Monarca is, simply put, a beautiful book. Beautifully rendered, beautifully spoken, unfolding gracefully and yet with an urgency and insight that keeps the reader fully vested in the developing story. Geared at the younger teen crowd, this is a book that all ages can enjoy, even if some actions may be too intense for the younger set.
Monarca follows Inès, a 14-year-old Mexican-American girl relating the story of her transformation into a monarch butterfly a year earlier. This is her family’s legacy, one that occurs every fourth generation, reuniting a child with the butterflies as they make their journey from Canada and northern America to their winter resting spot at the butterfly sanctuary in Michoacán, Mexico, which is also Inès’ ancestral home.
The book equates Inès’ experience with the life cycle of a butterfly – egg, larva, pupa, butterfly – and enticingly teaches the reader to view our world from a different perspective. There are joys of being a butterfly, and dangers, too, both natural and especially from humans and their effects on the environment. The ending of the book even includes an epic battle that, sadly enough, is so believable and timely.
And the illustrations! Oh, my, they are amazing. Colorful, expressive, dreamy and evocative. Even though this book may not qualify as a graphic novel, it certainly feels like one, in that the art that adorns every page gives the characters and settings such additional depth, adding to the magical realism that permeates the story.
And yes, Monarca carries its environmental heart on its sleeve. It’s not just about the perils of the journey but the perils that affect the butterfly population, through loss of natural habitat, the use of pesticides, and the greed that surrounds commercial agriculture.
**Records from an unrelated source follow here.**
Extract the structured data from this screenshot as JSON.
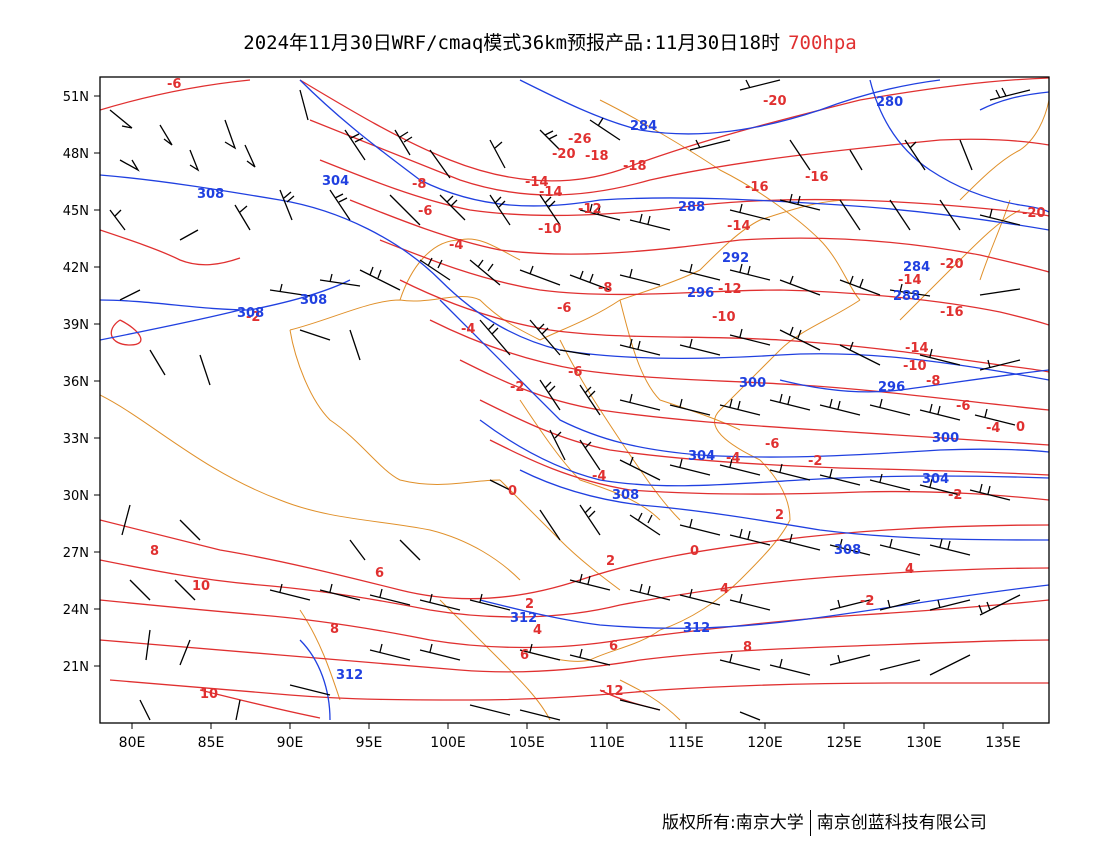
{
  "title": {
    "text": "2024年11月30日WRF/cmaq模式36km预报产品:11月30日18时",
    "level": "700hpa",
    "level_color": "#e03030"
  },
  "axes": {
    "lat_labels": [
      "51N",
      "48N",
      "45N",
      "42N",
      "39N",
      "36N",
      "33N",
      "30N",
      "27N",
      "24N",
      "21N"
    ],
    "lon_labels": [
      "80E",
      "85E",
      "90E",
      "95E",
      "100E",
      "105E",
      "110E",
      "115E",
      "120E",
      "125E",
      "130E",
      "135E"
    ]
  },
  "colors": {
    "temperature": "#e03030",
    "geopotential": "#2040e0",
    "boundary": "#e0902a",
    "wind_barb": "#000000"
  },
  "temperature_labels": [
    "-6",
    "-26",
    "-20",
    "-20",
    "-18",
    "-16",
    "-16",
    "-18",
    "-20",
    "-14",
    "-14",
    "-12",
    "-10",
    "-14",
    "-8",
    "-6",
    "-4",
    "-2",
    "-4",
    "-2",
    "-6",
    "-8",
    "-6",
    "-10",
    "-12",
    "-14",
    "-20",
    "-14",
    "-16",
    "-10",
    "-8",
    "-6",
    "-4",
    "0",
    "-6",
    "-2",
    "-4",
    "0",
    "-4",
    "-2",
    "2",
    "0",
    "2",
    "4",
    "6",
    "8",
    "10",
    "8",
    "6",
    "4",
    "2",
    "4",
    "6",
    "8",
    "10",
    "-2",
    "-12"
  ],
  "geopotential_labels": [
    "284",
    "280",
    "304",
    "308",
    "288",
    "292",
    "308",
    "308",
    "296",
    "284",
    "288",
    "300",
    "296",
    "300",
    "304",
    "304",
    "308",
    "308",
    "312",
    "312",
    "312"
  ],
  "footer": {
    "left": "版权所有:南京大学",
    "right": "南京创蓝科技有限公司"
  }
}
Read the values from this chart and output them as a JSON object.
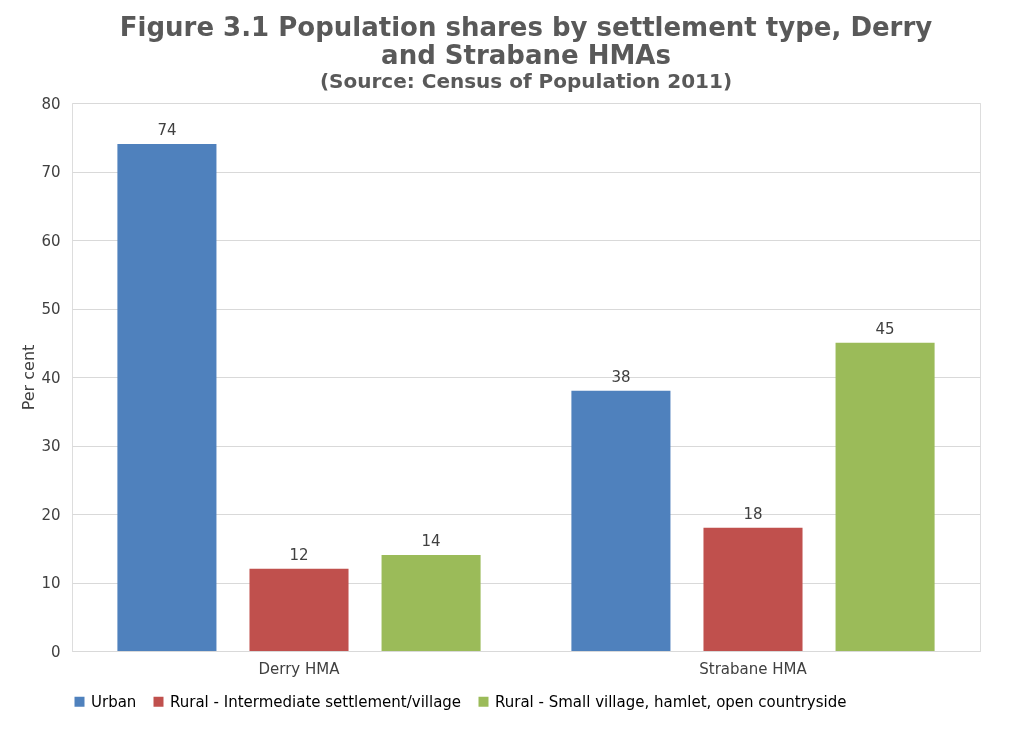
{
  "chart_data": {
    "type": "bar",
    "title": "Figure 3.1 Population shares by settlement type, Derry and Strabane HMAs",
    "annotations": [
      "(Source: Census of Population 2011)"
    ],
    "ylabel": "Per cent",
    "categories": [
      "Derry HMA",
      "Strabane HMA"
    ],
    "series": [
      {
        "name": "Urban",
        "color": "#4f81bd",
        "values": [
          74,
          38
        ]
      },
      {
        "name": "Rural - Intermediate settlement/village",
        "color": "#c0504d",
        "values": [
          12,
          18
        ]
      },
      {
        "name": "Rural - Small village, hamlet, open countryside",
        "color": "#9bbb59",
        "values": [
          14,
          45
        ]
      }
    ],
    "ylim": [
      0,
      80
    ],
    "yticks": [
      0,
      10,
      20,
      30,
      40,
      50,
      60,
      70,
      80
    ],
    "grid": "y",
    "legend": "bottom",
    "data_labels": true
  }
}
But while that message is dire, there is also hope, and Inès returns from her journey energized, and with a new purpose – a purpose that the reader is invited to join with.
It doesn’t take long to read Monarca—I first read it on one glorious spring afternoon while sitting on my porch enjoying the smell of lilacs that wafted along the lilting breeze. I’m still planning to bolster the random milkweed plants that have appeared in my yard over the past few years, and to talk to my neighbors about building a “butterfly pathway” along our lots. So c’mon, spring! Let’s get his thing done! I’m itching to make Inès proud, and welcome the butterflies again.